Ein Meister der Täuschung
Doch der Auserkorene verlässt sich nicht nur auf rohe Gewalt, sondern hat auch einige magische Asse im affigen Ärmel. Direkt zu Beginn bekomme ich einen Lähm-Zauber in die Hand gedrückt, mit dem ich Gegner kurzzeitig einfrieren und dann hemmungslos verdreschen kann. Später folgen der „Wolkenschritt“, mit dem ich unsichtbar werde und eine Kopie zur Ablenkung hinterlasse; die Fähigkeit „Felsenfest“, die mir temporäre Versteinerung erlaubt; sowie ein Zauber, bei dem ich aus meinen Haaren eine Reihe Doppelgänger erschaffe, die dann mit mir in den Kampf ziehen.
Die magischen Fähigkeiten lockern die Auseinandersetzungen angenehm auf und lassen Black Myth: Wukong weniger wie Dark Souls oder Devil May Cry wirken, sondern wie das dazwischen positionierte God of War (2018), bei dem bodenständiger Nahkampf auf zusätzliche Talente trifft. Die Mischung passt hervorragend zu der Darstellung Wukongs und erlaubt mir spielerisch unterschiedliche Gewichtungen, je nachdem, welche Zauber mir am besten gefallen. Bei der Individualisierung hilft auch der wirklich gigantische Talentbaum, in den sich über 200 Fähigkeitspunkte investieren lassen.
Fokussiert bleiben
Da das Parieren fehlt, kommt Black Myth: Wukong nicht ganz an das pure Adrenalin heran, das Stellar Blade Ende April in meine Venen gepumpt hat – trotzdem gehört das Kampfsystem zu den spaßigsten, die ich in den letzten Jahren im Bereich der Action-Rollenspiele erlebt habe. Die fehlende Waffenauswahl ist dabei ebenfalls eine Stärke, weil man sich – abseits der seicht ausfallenden Haltungen – so ganz darauf konzentrieren konnte, alles aus Wukongs Stab herauszuholen.

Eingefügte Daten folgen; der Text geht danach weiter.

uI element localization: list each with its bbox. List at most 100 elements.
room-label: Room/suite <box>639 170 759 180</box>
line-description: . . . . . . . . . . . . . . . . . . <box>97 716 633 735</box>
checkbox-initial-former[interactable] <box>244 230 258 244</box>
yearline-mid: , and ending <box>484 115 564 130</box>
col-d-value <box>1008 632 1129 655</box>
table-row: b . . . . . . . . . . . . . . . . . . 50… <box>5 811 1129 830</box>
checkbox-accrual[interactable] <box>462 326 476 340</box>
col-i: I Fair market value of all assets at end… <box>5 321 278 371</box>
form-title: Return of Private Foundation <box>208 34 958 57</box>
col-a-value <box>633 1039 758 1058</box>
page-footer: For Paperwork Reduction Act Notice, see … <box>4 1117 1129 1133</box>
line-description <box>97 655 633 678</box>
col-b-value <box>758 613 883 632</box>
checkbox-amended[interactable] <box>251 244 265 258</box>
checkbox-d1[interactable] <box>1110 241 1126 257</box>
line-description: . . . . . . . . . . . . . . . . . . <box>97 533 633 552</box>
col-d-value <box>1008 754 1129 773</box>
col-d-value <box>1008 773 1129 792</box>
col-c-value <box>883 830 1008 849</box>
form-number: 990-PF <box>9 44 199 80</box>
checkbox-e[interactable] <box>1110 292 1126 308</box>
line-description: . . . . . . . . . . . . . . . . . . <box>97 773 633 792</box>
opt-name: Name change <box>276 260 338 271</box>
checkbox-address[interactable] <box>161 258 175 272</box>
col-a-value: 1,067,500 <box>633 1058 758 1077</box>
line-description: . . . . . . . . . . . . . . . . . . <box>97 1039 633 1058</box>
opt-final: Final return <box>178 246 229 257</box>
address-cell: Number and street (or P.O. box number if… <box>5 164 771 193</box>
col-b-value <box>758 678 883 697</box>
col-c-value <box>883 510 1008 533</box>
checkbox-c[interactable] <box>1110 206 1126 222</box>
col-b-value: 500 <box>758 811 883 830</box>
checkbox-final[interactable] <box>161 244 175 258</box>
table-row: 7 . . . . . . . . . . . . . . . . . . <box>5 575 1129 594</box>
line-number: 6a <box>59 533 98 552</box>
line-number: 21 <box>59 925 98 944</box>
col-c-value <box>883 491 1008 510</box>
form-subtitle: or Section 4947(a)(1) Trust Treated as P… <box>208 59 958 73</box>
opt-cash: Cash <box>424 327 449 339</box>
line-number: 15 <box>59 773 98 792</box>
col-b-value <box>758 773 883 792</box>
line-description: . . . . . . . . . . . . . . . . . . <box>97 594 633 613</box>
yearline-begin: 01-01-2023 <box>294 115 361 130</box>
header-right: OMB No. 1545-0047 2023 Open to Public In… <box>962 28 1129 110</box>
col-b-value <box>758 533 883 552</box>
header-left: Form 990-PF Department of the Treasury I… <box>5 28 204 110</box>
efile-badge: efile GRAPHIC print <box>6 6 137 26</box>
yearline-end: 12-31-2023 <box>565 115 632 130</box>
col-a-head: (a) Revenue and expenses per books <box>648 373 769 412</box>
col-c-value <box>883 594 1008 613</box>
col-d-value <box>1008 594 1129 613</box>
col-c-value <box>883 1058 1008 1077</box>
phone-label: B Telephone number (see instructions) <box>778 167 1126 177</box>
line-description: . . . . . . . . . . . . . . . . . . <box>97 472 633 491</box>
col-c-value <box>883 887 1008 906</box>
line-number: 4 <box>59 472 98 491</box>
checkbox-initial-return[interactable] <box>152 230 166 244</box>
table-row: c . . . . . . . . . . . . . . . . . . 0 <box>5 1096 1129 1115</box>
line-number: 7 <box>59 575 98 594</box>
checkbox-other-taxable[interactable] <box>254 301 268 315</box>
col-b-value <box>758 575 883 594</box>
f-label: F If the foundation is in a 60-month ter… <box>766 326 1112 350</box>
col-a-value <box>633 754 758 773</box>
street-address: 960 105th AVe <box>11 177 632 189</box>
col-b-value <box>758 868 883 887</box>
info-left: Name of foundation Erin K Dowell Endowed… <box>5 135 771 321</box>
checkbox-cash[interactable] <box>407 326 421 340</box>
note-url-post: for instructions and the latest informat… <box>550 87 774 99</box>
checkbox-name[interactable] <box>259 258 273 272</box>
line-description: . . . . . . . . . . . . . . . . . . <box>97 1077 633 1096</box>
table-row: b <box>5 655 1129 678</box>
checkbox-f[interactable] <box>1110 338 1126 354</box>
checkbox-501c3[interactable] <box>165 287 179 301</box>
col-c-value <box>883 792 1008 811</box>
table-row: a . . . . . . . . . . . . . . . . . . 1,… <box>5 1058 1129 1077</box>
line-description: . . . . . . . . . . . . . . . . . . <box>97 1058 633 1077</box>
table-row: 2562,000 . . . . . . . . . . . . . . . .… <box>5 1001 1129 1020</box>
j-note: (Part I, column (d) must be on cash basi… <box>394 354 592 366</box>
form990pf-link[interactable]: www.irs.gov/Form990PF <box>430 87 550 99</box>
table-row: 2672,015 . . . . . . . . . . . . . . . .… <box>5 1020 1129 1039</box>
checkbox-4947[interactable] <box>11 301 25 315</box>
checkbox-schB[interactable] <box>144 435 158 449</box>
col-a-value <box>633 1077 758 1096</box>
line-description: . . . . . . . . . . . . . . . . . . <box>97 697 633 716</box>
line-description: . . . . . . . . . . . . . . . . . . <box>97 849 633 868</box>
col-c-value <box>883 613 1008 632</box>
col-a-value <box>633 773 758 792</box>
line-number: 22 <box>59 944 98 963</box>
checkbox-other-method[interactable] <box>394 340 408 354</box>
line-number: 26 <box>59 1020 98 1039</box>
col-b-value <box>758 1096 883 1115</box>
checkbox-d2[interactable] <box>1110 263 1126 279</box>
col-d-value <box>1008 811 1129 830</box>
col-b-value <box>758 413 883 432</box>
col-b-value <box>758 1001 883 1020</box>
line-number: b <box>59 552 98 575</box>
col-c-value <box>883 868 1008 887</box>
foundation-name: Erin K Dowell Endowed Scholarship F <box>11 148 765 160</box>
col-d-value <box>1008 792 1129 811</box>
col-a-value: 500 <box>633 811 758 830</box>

Deshalb unterscheiden sich die verschiedenen Stäbe auch nur optisch und in ihrer Stärke, nicht aber in ihren spielerischen Qualitäten. Weitere Anpassungsmöglichkeiten liefern die verschiedenen Rüstungen, die meinen haarigen Helden allesamt in eine stylische Bedrohung verwandeln, meine Verteidigung steigern und verschiedene Boni bieten; sowie meine Kürbisflasche, die je nach Zutaten zusätzlich zur Heilung vorübergehende Buffs auftischt.
Nur eine Prise Soulslike
Letztere füllt sich übrigens nur auf, wenn ich an einem Schrein raste. Die Speicherpunkte in Black Myth: Wukong funktionieren ähnlich wie die Leuchtfeuer in Dark Souls oder die Orte der Gnade in Elden Ring, heilen mich also und lassen auch besiegte Gegner wieder auferstehen, mit einem kleinen Unterschied: Ich kann mit den Schreinen interagieren und alle Funktionen nutzen, ohne rasten zu müssen. Das Heilen und Respawnen der Gegner ist also eine bewusste Entscheidung, die mich nicht davon abhält, etwa meine Fähigkeitspunkte neu zu verteilen oder einen stärkeren Stab zu schmieden.
Abseits der Speicherpunkte hat Black Myth: Wukong dabei überraschend wenig mit dem von FromSoftware gemeißelten Genre gemein: Da wären noch die erwähnte Ausdauerleiste und natürlich eine ganze Reihe an brachialen Bosskämpfen, aber an dieser Stelle hören die Gemeinsamkeiten dann auch auf. In Sachen Level-Design erwartet euch statt einer verzweigten Welt mit vielen Abkürzungen, Türen und Aufzügen ein recht linearer Open-Schlauch, bei dem ihr vorrangig Gegner verkloppt und nur vereinzelt ein paar Schatztruhen findet.
Auch das Ableben bleibt unbestraft: Keine verlorenen Erfahrungspunkte, die ich wieder aufsammeln muss und dabei riskiere, dass sie für immer verschwinden, wenn ich auf dem Weg dorthin erneut ins Gras beiße. Dazu kommen lächerlich kurze und größtenteils gegnerfreie Laufwege: Fast immer befindet sich direkt vor einem großen Bosskampf auch ein Speicherpunkt, sodass ich mich beim Versagen direkt wieder ins Getümmel stürzen kann. Was selten vorkommt, denn über große Strecken ist Black Myth: Wukong überraschend einfach.